Step 8: Implementing GridsearchCV
For deciding the value of k, plotting the elbow curve every time is a cumbersome and tedious process. You can simply use grid search to find the best parameter value.
from sklearn.model_selection import GridSearchCV
params = {'n_neighbors':[2,3,4,5,6,7,8,9]}
knn = neighbors.KNeighborsRegressor()
model = GridSearchCV(knn, params, cv=5)
model.fit(x_train,y_train)
model.best_params_
Output:
{'n_neighbors': 7}
In this article, we covered the workings of the KNN algorithm and its implementation in Python. It’s one of the most basic yet effective machine-learning models. For KNN implementation in R, you can go through this tutorial: kNN Algorithm using R. You can also go for our free course – K-Nearest Neighbors (KNN) Algorithm in Python and R, to further your foundations of KNN.
Hope you like the article, Where we had covered the KNN model directly from the scikit-learn library. Also, We have Cover about the Knn regression in python, knn regression , What is knn algorithm. And If you think you know KNN well and have a solid grasp of the technique, test your skills in this MCQ quiz: 30 questions on kNN Algorithm. Good luck!

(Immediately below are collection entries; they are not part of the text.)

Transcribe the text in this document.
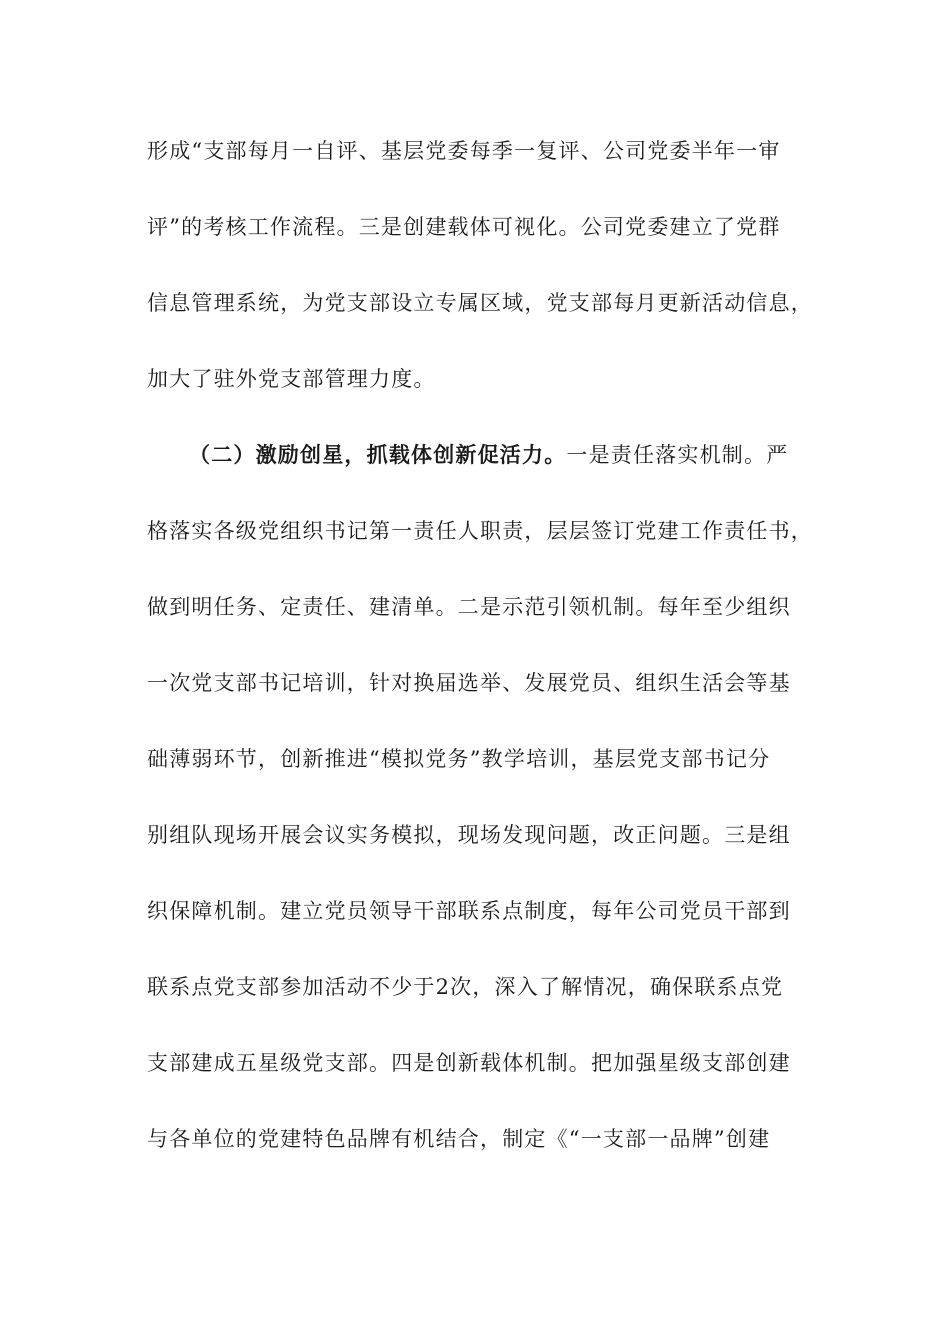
形成“支部每月一自评、基层党委每季一复评、公司党委半年一审
评”的考核工作流程。三是创建载体可视化。公司党委建立了党群
信息管理系统，为党支部设立专属区域，党支部每月更新活动信息，
加大了驻外党支部管理力度。
（二）激励创星，抓载体创新促活力。一是责任落实机制。严
格落实各级党组织书记第一责任人职责，层层签订党建工作责任书，
做到明任务、定责任、建清单。二是示范引领机制。每年至少组织
一次党支部书记培训，针对换届选举、发展党员、组织生活会等基
础薄弱环节，创新推进“模拟党务”教学培训，基层党支部书记分
别组队现场开展会议实务模拟，现场发现问题，改正问题。三是组
织保障机制。建立党员领导干部联系点制度，每年公司党员干部到
联系点党支部参加活动不少于2次，深入了解情况，确保联系点党
支部建成五星级党支部。四是创新载体机制。把加强星级支部创建
与各单位的党建特色品牌有机结合，制定《“一支部一品牌”创建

A. The K nearest neighbors supervised machine learning algorithm performs classification and regression tasks effectively. In this, we calculate the distance between features of test data points against those of train data points. We calculate prediction values by taking the mode or mean.
A. Yes, we can use KNN for regression. Here, we take the k nearest values of the target variable and compute the mean of those values. Those k nearest values act like regressors of linear regression.
A. Linear regression: fast, interpretable, for linear data. KNN regression: handles non-linearity, less affected by outliers, slower, less interpretable.
Choose linear regression for speed and clear relationships, KNN for complex patterns or when outliers are a concern.
A. KNN (K-Nearest Neighbors) Classifier is a type of machine learning algorithm used for classification tasks. It is a non-parametric algorithm, which means it does not make any assumptions about the underlying distribution of the data.
In KNN Classifier, a new data point is classified based on its proximity to the K nearest neighbors in the training set. We calculate proximity using a distance metric, such as Euclidean distance or Manhattan distance. Then, we determine the predicted class of the new data point based on the majority class among its K nearest neighbors.